August 7, 2025
HIROSHIMA – Hiromi Komatsu was 11 years old when she survived the atomic bombing of Hiroshima in 1945. This year she attended the peace memorial ceremony in the city for the first time at the age of 91.
Komatsu, who now lives in Nasu-Karasuyama, Tochigi Prefecture, was accompanied by her granddaughter Sari, 35, and her great-grandsons Tao, 10 and Saya, 7.
Eighty years ago, Komatsu was a sixth grader in elementary school. She was staying in an evacuation home about 20 kilometers from ground zero. On Aug. 6, she saw a plane in the sky over Hiroshima and a white parachute-like object wafting down.
Just as she wondered, “What’s that?” she saw an intense flash of light and felt heat on her cheeks. Someone yelled, “The plane must have hit the sun.” The huge mushroom-shaped cloud looked unearthly.
A few days later, her mother Tokie came from Hiroshima to the place where Komatsu was staying. With burns all over her body, Tokie told her daughter: “Our house collapsed. I can’t find your father. Komatsu’s grandmother and other relatives had died under the rubble of the house.
A week after the atomic bombing, Komatsu was exposed to residual radiation when she went to Hiroshima to look for her father. He had been working near the Hiroshima Prefectural Industrial Hall, a building known today as Genbaku Dome (Atomic Bomb Dome).
As they walked in central Hiroshima, Komatsu and her mother saw charred bodies and people with terrible burns moaning, “Water, water” in first-aid tents. Komatsu cried and begged her mother, “I don’t want to look for Daddy anymore.”

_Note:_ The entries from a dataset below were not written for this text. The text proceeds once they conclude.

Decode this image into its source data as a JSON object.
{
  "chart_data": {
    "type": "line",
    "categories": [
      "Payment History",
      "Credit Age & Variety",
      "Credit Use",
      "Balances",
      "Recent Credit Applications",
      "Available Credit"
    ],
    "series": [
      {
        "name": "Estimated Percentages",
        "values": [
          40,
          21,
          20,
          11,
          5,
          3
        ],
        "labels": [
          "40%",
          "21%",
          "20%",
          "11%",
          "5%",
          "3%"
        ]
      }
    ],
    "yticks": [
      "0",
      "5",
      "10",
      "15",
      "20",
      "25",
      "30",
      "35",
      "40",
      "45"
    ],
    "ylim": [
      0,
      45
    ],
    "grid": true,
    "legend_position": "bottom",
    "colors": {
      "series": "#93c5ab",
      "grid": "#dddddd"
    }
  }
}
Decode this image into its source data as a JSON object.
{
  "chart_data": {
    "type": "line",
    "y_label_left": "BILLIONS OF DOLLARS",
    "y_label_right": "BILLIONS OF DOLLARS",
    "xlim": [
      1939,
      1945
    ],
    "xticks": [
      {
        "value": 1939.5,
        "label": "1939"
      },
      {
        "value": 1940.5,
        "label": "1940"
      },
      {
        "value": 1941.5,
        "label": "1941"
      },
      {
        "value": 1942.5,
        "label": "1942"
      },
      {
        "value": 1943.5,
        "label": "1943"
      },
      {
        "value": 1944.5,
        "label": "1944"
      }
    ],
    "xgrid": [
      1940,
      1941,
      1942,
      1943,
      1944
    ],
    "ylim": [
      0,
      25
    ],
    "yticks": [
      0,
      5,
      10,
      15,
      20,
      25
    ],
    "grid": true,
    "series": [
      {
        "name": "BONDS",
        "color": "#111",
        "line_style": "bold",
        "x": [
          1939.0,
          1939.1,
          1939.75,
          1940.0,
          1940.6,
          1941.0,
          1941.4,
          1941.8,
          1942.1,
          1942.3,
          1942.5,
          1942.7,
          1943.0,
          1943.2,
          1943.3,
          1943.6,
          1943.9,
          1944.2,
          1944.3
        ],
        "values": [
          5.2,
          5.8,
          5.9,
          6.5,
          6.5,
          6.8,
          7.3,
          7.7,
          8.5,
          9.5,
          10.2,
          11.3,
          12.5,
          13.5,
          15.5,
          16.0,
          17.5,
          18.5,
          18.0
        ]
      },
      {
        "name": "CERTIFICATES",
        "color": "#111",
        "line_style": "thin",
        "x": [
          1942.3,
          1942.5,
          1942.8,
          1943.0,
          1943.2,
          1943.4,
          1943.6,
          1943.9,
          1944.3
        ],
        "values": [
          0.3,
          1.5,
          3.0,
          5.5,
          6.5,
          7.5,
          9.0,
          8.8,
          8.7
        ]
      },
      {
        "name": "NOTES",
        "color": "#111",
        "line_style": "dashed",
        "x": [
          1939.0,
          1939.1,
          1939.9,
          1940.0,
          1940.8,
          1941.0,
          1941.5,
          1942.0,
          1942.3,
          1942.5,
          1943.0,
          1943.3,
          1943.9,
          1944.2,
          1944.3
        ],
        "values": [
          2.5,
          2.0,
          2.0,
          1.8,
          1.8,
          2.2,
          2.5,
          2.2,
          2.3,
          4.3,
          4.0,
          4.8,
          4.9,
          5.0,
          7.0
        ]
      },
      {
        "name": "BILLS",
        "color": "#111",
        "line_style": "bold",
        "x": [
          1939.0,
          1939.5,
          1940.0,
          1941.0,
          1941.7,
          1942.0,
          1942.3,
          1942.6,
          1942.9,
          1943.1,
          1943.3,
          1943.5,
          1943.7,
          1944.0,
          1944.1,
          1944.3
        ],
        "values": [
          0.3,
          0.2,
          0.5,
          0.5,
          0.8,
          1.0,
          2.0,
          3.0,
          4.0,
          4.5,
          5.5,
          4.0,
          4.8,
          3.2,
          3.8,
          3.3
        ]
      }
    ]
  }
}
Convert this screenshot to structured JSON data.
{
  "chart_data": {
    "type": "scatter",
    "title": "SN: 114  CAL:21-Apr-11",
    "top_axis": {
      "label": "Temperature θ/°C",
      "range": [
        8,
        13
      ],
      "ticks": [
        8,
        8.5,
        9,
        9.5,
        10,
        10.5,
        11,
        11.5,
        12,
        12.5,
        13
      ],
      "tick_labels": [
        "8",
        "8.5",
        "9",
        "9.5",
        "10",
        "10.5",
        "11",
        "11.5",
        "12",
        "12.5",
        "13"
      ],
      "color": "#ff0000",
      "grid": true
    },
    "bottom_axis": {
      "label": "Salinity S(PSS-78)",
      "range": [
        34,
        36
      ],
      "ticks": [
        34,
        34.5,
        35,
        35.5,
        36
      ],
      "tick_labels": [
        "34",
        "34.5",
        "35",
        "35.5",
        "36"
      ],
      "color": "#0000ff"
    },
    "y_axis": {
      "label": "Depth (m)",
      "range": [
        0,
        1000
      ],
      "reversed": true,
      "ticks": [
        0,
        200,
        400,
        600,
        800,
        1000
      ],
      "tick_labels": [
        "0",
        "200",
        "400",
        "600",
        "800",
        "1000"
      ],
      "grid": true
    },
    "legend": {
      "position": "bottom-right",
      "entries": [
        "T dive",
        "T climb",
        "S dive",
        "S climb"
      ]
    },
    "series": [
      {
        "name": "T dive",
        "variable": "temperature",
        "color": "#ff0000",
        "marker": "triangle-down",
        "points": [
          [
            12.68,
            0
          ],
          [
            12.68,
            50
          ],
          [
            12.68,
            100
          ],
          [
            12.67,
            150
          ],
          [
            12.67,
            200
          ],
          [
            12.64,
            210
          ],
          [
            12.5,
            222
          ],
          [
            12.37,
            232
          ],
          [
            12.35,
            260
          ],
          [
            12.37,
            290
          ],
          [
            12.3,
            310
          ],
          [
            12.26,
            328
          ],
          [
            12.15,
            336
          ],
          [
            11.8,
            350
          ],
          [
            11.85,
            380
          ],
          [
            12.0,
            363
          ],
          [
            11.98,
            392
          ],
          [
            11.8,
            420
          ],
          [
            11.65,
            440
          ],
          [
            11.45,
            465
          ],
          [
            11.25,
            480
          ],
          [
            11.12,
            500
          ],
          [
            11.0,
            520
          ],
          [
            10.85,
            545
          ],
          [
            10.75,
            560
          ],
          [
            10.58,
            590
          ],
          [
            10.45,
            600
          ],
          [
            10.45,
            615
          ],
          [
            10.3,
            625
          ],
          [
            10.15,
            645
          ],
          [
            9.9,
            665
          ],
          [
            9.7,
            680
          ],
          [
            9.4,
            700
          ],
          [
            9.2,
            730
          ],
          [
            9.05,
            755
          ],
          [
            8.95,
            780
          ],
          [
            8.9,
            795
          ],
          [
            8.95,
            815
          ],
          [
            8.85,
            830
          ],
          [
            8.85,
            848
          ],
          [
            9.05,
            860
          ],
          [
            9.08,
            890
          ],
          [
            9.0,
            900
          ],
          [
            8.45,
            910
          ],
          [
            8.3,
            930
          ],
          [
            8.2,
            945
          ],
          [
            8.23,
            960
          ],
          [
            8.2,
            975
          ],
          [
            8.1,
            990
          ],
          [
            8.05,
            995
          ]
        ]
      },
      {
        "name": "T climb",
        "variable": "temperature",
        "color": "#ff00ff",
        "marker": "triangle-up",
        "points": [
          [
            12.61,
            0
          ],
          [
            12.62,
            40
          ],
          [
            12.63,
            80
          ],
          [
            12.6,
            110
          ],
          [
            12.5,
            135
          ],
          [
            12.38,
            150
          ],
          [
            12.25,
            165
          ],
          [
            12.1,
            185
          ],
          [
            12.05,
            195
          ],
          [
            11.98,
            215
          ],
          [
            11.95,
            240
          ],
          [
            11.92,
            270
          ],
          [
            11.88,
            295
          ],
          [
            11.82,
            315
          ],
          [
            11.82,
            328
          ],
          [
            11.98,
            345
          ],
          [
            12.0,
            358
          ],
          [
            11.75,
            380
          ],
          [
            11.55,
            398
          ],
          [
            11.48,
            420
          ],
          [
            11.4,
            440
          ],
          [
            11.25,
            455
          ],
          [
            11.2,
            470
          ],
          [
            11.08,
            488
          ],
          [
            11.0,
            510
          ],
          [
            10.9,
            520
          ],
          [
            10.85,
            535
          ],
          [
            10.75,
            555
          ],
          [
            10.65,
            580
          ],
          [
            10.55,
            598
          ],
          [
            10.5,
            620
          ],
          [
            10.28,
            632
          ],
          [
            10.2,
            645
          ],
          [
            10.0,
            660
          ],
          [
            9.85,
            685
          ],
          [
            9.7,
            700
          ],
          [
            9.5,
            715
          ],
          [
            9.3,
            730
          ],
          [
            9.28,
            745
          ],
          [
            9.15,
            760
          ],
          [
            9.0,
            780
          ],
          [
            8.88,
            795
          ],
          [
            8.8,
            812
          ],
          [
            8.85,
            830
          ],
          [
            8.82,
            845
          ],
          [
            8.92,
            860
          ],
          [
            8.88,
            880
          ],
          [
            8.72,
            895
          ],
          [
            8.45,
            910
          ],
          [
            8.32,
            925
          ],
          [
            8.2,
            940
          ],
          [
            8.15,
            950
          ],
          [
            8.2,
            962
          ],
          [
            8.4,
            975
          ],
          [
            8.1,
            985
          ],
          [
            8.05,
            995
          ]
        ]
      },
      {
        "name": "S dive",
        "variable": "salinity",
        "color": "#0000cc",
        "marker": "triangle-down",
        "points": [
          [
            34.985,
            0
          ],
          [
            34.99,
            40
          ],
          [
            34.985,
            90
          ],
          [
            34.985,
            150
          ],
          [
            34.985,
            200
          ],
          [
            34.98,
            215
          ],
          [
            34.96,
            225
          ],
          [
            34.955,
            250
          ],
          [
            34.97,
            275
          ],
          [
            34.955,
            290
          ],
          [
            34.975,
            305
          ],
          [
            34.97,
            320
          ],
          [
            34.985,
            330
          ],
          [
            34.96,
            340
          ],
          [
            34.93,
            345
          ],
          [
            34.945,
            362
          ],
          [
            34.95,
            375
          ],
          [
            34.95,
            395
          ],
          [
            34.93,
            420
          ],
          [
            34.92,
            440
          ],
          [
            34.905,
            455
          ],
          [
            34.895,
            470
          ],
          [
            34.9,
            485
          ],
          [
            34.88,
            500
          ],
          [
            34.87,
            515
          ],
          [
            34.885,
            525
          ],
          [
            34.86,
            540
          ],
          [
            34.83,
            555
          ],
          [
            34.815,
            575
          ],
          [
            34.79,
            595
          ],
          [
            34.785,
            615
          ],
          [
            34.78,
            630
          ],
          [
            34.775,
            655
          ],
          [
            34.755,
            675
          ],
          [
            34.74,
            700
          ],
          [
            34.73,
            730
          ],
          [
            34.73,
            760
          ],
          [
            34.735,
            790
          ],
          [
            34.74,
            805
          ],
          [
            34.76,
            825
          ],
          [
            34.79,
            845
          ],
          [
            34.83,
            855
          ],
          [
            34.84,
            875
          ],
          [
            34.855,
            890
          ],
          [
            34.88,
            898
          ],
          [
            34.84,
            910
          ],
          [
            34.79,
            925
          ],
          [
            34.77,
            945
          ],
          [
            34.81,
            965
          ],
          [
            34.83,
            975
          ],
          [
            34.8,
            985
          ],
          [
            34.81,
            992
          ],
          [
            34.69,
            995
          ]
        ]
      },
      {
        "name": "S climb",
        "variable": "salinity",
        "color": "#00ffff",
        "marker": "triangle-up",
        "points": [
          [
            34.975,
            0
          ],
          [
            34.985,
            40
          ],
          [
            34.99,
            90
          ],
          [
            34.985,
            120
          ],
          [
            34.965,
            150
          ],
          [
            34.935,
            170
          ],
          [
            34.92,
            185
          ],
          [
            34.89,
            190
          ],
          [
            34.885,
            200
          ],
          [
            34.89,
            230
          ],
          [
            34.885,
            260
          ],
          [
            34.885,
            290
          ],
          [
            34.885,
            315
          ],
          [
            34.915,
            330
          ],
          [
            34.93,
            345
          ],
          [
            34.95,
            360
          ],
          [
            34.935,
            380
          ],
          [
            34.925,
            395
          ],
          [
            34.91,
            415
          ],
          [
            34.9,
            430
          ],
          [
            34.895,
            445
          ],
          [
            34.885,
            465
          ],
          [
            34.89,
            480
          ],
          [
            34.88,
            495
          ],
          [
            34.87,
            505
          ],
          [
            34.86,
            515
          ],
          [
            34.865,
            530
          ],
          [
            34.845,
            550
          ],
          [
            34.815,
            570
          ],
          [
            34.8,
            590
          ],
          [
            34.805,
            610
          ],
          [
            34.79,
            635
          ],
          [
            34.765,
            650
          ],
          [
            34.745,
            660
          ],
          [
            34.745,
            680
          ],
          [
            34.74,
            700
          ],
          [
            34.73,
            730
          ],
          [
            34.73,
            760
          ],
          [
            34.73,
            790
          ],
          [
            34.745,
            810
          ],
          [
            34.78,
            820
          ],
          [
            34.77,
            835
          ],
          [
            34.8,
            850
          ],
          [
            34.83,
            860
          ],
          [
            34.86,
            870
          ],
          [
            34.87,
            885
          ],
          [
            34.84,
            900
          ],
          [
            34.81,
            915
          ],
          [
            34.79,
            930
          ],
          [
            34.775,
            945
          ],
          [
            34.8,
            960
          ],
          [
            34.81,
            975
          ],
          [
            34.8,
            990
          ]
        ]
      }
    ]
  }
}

Ultimately, they were unable to find even his bones.
After the war, Komatsu began living in her mother’s hometown in Tochigi Prefecture. “Never tell anyone that you’re a hibakusha. You won’t be able to get married if you do,” Tokie told her. Komatsu followed her mother’s instructions and told no one about what she had gone through.
A turning point came in 1995, half a century after the end of the war, when Komatsu read in the newspaper that Tochigi Prefecture was calling for people to send in stories about their experiences in the war. She was in two minds, but her mother encouraged her to “write what you feel.” So Komatsu wrote about her experience as a hibakusha for the first time.
Sari heard Komatsu’s story about the atomic bombing for the first time in 2014.
“Grandma’s story was very shocking, and I became aware that I’m a third-generation hibakusha,” she said. “The atomic bombing, which I used to feel was something from a different world, felt close to me, and I really feel the importance of valuing life.”
Komatsu decided to attend this year’s ceremony after Nihon Hidankyo (Japan Confederation of A- and H-Bomb Sufferers Organizations) was awarded the Nobel Peace Prize in 2024. Her acquaintances expressed their happiness, and she felt the prize was given to every hibakusha.
The number of survivors is dwindling, and Komatsu wanted to travel to Hiroshima on her own for the 80th anniversary that she became a hibakusha. Her mother passed away in 2003 at the age of 93.
She decided to take her two great-grandsons with her because she thought it was a good opportunity. She has not told them what she experienced, thinking it is too horrible a story for elementary school students, but her great-grandson Tao has told her that he wants to hear her story someday.
“We hibakusha don’t have much time left, but I hope people from younger generations, who have never experienced war, will take over telling our experiences,” she said.